Start trail, Kubu Island Botswana

Footsteps in the dark – A night on the salt pans

In last weeks blog ‘Lunar Eclipse over Kruger’, I promised to share another story with you. About how Steven and I took some pictures of the stars at the salt pans during a trip to Botswana and Zimbabwe. This was during an amazing camping trip with Steven’s brother and sister and law.

 

Milky Way at our camp at Kubu Island
Our campsite and the Milky Way.

One of the places we camped was at Kubu Island in the Makgadigadi pans. What a special place. I have never seen anything like it! The Makgadigadi pans are flat, dry as a bone and reach as far as the eye can see. You can actually see the curve of the earth on the horizon. The soil is cracked and white, the sky the bluest of blue; A beautiful contrast.

 

In the middle of these deserted saltpans, is this beautiful island built up of rocks, tall and majestic baobab trees mixed with star chestnuts. It is too stunning for words. On a moonless night during our few days there, I wanted to take pictures of the Milky Way with the baobabs in the foreground.

 

We had scouted a perfect location to take my pictures during the day. And when the last light of the setting sun had disappeared from the horizon, Steven’s sister in law took us to the edge of the pan. She spent a half an hour with us and then had to go back to camp. We were leaving for Maun the next day and she wanted to help Steven’s brother break camp in preparation for our departure. We watched her red taillights get smaller and smaller as she drove off. The sound of the engine ebbing away until there was nothing but darkness and silence.

 

There we were, Steven and I. All alone on two little camping chairs with our backs towards the enormous saltpans, my camera pointing at the Milky Way. I looked at Steven. In the starlight I could only just make out his silhouette.

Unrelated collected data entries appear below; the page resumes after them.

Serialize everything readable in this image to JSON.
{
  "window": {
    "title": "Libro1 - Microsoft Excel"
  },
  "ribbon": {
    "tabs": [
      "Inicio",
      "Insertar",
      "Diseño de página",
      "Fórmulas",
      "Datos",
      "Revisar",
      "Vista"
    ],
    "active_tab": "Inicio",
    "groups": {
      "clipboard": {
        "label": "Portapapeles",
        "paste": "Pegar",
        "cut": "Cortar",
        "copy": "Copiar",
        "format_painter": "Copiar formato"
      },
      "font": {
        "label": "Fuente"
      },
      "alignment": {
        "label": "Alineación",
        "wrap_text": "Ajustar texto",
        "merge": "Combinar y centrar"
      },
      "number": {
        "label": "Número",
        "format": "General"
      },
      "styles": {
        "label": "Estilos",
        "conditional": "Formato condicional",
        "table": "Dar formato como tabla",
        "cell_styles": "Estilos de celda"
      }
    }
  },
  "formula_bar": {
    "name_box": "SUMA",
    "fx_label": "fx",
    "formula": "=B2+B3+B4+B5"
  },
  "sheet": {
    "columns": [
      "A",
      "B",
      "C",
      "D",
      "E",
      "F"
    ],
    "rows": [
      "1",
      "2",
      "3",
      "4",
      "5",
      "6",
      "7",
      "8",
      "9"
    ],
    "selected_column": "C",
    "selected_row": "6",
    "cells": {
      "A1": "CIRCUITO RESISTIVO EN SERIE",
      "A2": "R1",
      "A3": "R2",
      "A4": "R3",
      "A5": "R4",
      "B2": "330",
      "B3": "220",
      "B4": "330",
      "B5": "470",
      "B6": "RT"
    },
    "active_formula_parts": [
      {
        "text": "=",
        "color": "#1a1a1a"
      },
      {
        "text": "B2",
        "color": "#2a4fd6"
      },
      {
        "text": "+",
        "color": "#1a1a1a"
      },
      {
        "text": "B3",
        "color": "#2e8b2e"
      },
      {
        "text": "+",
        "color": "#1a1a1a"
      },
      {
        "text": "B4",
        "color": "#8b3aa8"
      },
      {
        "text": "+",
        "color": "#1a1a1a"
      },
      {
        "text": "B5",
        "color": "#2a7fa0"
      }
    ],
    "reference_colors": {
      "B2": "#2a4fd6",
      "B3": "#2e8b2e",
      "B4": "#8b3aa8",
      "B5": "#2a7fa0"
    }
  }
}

The enormous pans stretching out behind us, and the stars way up high in the sky made me feel incredibly small. And a little paranoid too. What if something crept up on us from behind under the cover of darkness…?

 

Star Chestnusts Kubu Island and Milky Way night photography
Kubu Island and the Milky Way

I shook my head and put that image out of my mind. I had not seen a single animal the whole time we were at the pans. What on earth could possibly live in this harsh environment? In stead I focussed on the stars. I have never seen so many in my life. With no moon and no light pollution, we could see stars all the way from the horizon behind us to where the Milky Way met the row of trees on the island in front of us. It was too beautiful for words.

 

I wanted to take a picture of a star trail. So I opened the shutter to capture the movement of the earth that creates those typical circular lines. This would take the better part of an hour, so Steven and I killed the time by chatting about the next part of our trip, the Okavango Delta.

 

All of a sudden, I heard movement behind us. Ssssssshhhhht! I whispered to Steve. It sounded like footsteps. He had heard it too. Steven got up and switched on his torch. It needed new batteries and only cast a very faint beam of light in the direction of the sound. I stood behind Steven, peering over his shoulder. Steven switched off the torch again and in those few moments it took for my eyes to adjust to the dark again, I clearly heard an animal trotting towards us. “It sounds like a jackal”, Steven said. “What if it is a leopard?” I whispered in Stevens ear. Now sticking even closer behind him. “Maybe it is a dog with rabies…” he joked.

 

Well it was no joke to me! A scene from one of my favourite Wilbur Smith books came to mind. In that book, a rabid dog attacks Sean Courtney’s friend. Rabies made him go completely crazy and he eventually dies… Well, this mental image made me freak out a little… I am sure that if you ask Steven about that night he will tell you that I freaked out a lot! By the way, this was long before a rabid dog attacked Steven. (You can read about what happened that time here.)

 

After a somewhat futile attempt to calm me down and with me clinging to Steven for dear life, he managed to ID the animal as a jackal. He saw it in the faint light of his torch through his binoculars. Eventually the jackal disappeared between the rocks and beyond the reach of our light, so we returned to our chairs and my camera. After that, It took me a few minutes to relax. I am not normally nervous around animals on foot, but the darkness makes being out there without the safety of a vehicle a completely different experience. And I have to admit I was quite relieved to hear the sound of the engine and later see the cars headlights when our sister in law came back to fetch us!!

 

 

 

8 thoughts on “Footsteps in the dark – A night on the salt pans

  1. Your story had me on the edge. Gustav always tells me that if I can hear it, I don’t need to be scared, it is probably a stupid herbivore that makes the noise. Haha, don’t know it that helps. Friends of ours got married on Kubu island, it was magical!!

  2. Hahahaha! Scary at night when you cannot see what is coming… Thanks again for your wonderful blog. Enjoy every word.